Under contract to the Center, PlaceEconomics is analyzing the economic impacts of the New Mexico MainStreet program. The study examines the long-term, on-the-ground performance statistics of the local MainStreet programs and how the local programs’ achievements add up to statewide MainStreet success.

The study addresses the central question, “how well does the New Mexico MainStreet program leverage economic performance in the participating communities?” Measures of the New Mexico’s return on investment include building rehabilitations, new construction, new businesses, new jobs, volunteer hours, and the tax revenues that result from the new economic activity.

Key findings from the study include:

  • Since the beginning of the program, for every $1 the State of New Mexico invested in the MainStreet program, MainStreet districts have seen private sector investment of $21.89 in building rehabilitation and $22.55 in new construction.
  • Since the start of the most recent recession, the State of New Mexico has had a net reduction in employment in three of the last six years.

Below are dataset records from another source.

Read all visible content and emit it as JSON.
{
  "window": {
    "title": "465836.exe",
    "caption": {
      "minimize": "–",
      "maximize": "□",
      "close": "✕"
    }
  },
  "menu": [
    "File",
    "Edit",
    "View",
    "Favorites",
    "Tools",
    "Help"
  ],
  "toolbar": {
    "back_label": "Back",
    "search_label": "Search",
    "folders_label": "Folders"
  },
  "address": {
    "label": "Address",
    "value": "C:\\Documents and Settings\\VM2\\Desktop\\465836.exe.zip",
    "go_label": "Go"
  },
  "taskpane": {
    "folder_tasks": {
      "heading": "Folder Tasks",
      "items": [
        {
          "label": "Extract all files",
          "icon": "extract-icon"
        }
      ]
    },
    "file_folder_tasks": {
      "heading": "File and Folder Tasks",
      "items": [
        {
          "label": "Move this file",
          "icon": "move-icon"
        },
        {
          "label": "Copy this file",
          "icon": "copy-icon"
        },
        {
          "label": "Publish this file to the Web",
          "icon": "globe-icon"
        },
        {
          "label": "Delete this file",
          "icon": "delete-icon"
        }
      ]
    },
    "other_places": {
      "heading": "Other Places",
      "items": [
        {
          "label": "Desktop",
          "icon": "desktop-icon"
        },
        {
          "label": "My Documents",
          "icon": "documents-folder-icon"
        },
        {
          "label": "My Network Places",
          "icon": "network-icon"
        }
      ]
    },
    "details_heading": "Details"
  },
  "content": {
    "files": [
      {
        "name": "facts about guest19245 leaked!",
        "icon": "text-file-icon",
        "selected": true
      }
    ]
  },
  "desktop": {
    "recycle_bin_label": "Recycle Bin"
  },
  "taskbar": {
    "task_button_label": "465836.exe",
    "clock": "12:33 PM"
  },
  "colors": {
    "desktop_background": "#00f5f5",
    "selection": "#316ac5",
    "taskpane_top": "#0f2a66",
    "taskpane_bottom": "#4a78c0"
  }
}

In contrast, New Mexico MainStreet districts have had net growth in jobs every year over the same period.
  • Since the beginning of the program in 1986 through July of 2013 New Mexico MainStreet communities have seen a gain of 3,200 net new businesses and nearly 11,300 net new jobs.
  • In spite of the recession, in the last six years 157 buildings have been purchased in MainStreet districts for a total of more than $22 million.
  • Nationwide between 2007 and 2011, for every 100 businesses that opened, 103 closed. Over that same period in New Mexico MainStreet districts, for every 100 businesses that opened, only 37 closed.
  • Conservatively, an additional $5.1 million each year is going to local governments through property taxes on the investment in rehabilitation and new construction by the private sector in MainStreet districts.
  • Capital Outlay projects are having a major catalytic effect on those downtowns. Impacts reported as a result of these projects have been:
o   100% reported individual building improvements and new businesses opening
o   82% reported higher attendance at events
o   73% reported reduced vacancy levels
o   64% reported increased pedestrian traffic
  • New Mexico is well known for arts, outdoor recreation and great food. New businesses on MainStreet are responding to that reputation. Of the most recent new businesses in New Mexico MainStreet communities:
o   26% are restaurants, cafes, bars and brewpubs
o   13% are arts related
o   13% are recreation, sports and personal health (spas, exercise studios, etc.)
  • Even though restaurants are a high risk/high failure rate business, there were twice as many new restaurants opened than closed in the last year in MainStreet districts.
  • When asked, “where are the gathering places downtowns?” Art Galleries were the most common place identified, even more than coffee shops.

The full report will be published in February 2014 and released at New Mexico MainStreet’s winter leadership network meeting, Feb. 5-7, in Santa Fe. A summary slide presentation is available from the New Mexico MainStreet website at

The MainStreet program of the National Historic Preservation Trust accredits Los Alamos MainStreet, which is operated under the Los Alamos Commerce & Development Corporation

New Mexico MainStreet (NMMS) is a grassroots economic development program of the New Mexico Economic Development Department. The program was created by the Legislature in 1984 to assist communities in revitalizing their traditional commercial districts. The first local program affiliates were selected in 1985. Currently NMMS works with 27 local MainStreet programs throughout New Mexico to create an economically viable business environment while preserving local cultural and historic resources.